In an action to recover damages for personal injuries, the defendants Marc Ricca and Robert A. Ricca appeal from an or*753der of the Supreme Court, Kings County (Balter, J.), dated March 12, 2007, which denied their motion for summary judgment dismissing the complaint and all cross claims insofar as asserted against them, with leave to renew upon completion of discovery.

Ordered that the order is affirmed, with costs.

The Supreme Court properly denied the motion of the defendants Marc Ricca and Robert A. Ricca for summary judgment, with leave to renew upon the completion of discovery, but we affirm for reasons other than those relied upon by the Supreme Court. The Supreme Court denied the motion, finding that facts essential to justify opposition to a motion for summary judgment were exclusively within the knowledge and control of the movants (see CPLR 3212 [f]; Juseinoski v New York Hosp. Med. Ctr. of Queens, 29 AD3d 636, 637 [2006]). However, in this case, the plaintiffs, who were present at the subject accident, failed to submit affidavits based on their own direct observations, which was not evidence within the exclusive knowledge and control of the movants (see Lavin & Kleiman v Heinike Assoc., 221 AD2d 919 [1995]).

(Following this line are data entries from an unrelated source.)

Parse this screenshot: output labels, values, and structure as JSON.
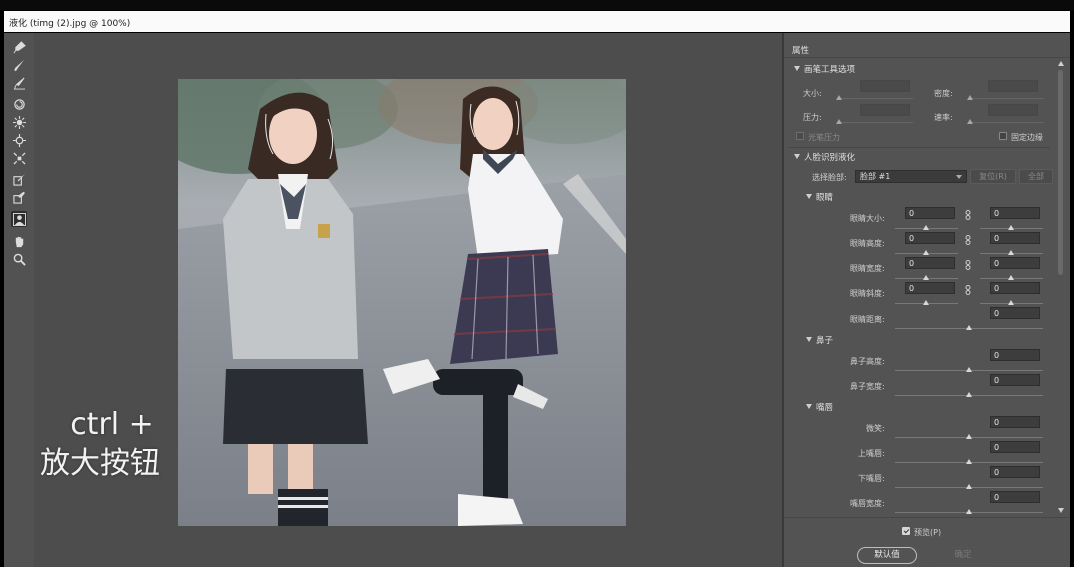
{
  "window": {
    "title": "液化 (timg (2).jpg @ 100%)"
  },
  "tools": [
    {
      "name": "forward-warp-tool-icon"
    },
    {
      "name": "reconstruct-tool-icon"
    },
    {
      "name": "smooth-tool-icon"
    },
    {
      "name": "twirl-tool-icon"
    },
    {
      "name": "pucker-tool-icon"
    },
    {
      "name": "bloat-tool-icon"
    },
    {
      "name": "push-left-tool-icon"
    },
    {
      "name": "freeze-mask-tool-icon"
    },
    {
      "name": "thaw-mask-tool-icon"
    },
    {
      "name": "face-tool-icon"
    },
    {
      "name": "hand-tool-icon"
    },
    {
      "name": "zoom-tool-icon"
    }
  ],
  "overlay": {
    "line1": "ctrl +",
    "line2": "放大按钮"
  },
  "panel": {
    "title": "属性",
    "brush_section": {
      "title": "画笔工具选项",
      "size_label": "大小:",
      "density_label": "密度:",
      "pressure_label": "压力:",
      "rate_label": "速率:",
      "stylus_pressure_label": "光笔压力",
      "pin_edges_label": "固定边缘",
      "pin_edges_checked": false,
      "stylus_checked": false
    },
    "face_section": {
      "title": "人脸识别液化",
      "select_face_label": "选择脸部:",
      "select_face_value": "脸部 #1",
      "reset_button": "复位(R)",
      "all_button": "全部",
      "eyes": {
        "title": "眼睛",
        "rows": [
          {
            "label": "眼睛大小:",
            "left": "0",
            "right": "0",
            "linked": true
          },
          {
            "label": "眼睛高度:",
            "left": "0",
            "right": "0",
            "linked": true
          },
          {
            "label": "眼睛宽度:",
            "left": "0",
            "right": "0",
            "linked": true
          },
          {
            "label": "眼睛斜度:",
            "left": "0",
            "right": "0",
            "linked": true
          },
          {
            "label": "眼睛距离:",
            "value": "0"
          }
        ]
      },
      "nose": {
        "title": "鼻子",
        "rows": [
          {
            "label": "鼻子高度:",
            "value": "0"
          },
          {
            "label": "鼻子宽度:",
            "value": "0"
          }
        ]
      },
      "mouth": {
        "title": "嘴唇",
        "rows": [
          {
            "label": "微笑:",
            "value": "0"
          },
          {
            "label": "上嘴唇:",
            "value": "0"
          },
          {
            "label": "下嘴唇:",
            "value": "0"
          },
          {
            "label": "嘴唇宽度:",
            "value": "0"
          }
        ]
      }
    },
    "preview_label": "预览(P)",
    "preview_checked": true,
    "default_button": "默认值",
    "ok_button": "确定"
  }
}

Summary judgment should have been denied, as the movants’ motion papers failed to establish prima facie entitlement to summary judgment (see Zuckerman v City of New York, 49 NY2d 557, 562 [1980]). The defendant Marc Ricca alleged in his affidavit in support of the motion for summary judgment that the vehicle owned by the defendant Sean Owen struck Ricca’s vehicle and then struck the plaintiffs’ vehicle. The plaintiffs’ complaint, which was verified by the plaintiff Charmayne A. Huggins and was annexed to the moving papers, alleged a different sequence of events, namely that Ricca’s vehicle hit Owen’s vehicle, causing it to collide with the plaintiffs’ vehicle. In this instance, Ricca’s affidavit, juxtaposed against the verified complaint, prevents the movants from establishing their prima facie entitlement to summary judgment at this juncture. Florio, J.P., Dillon, Garni and Balkin, JJ., concur.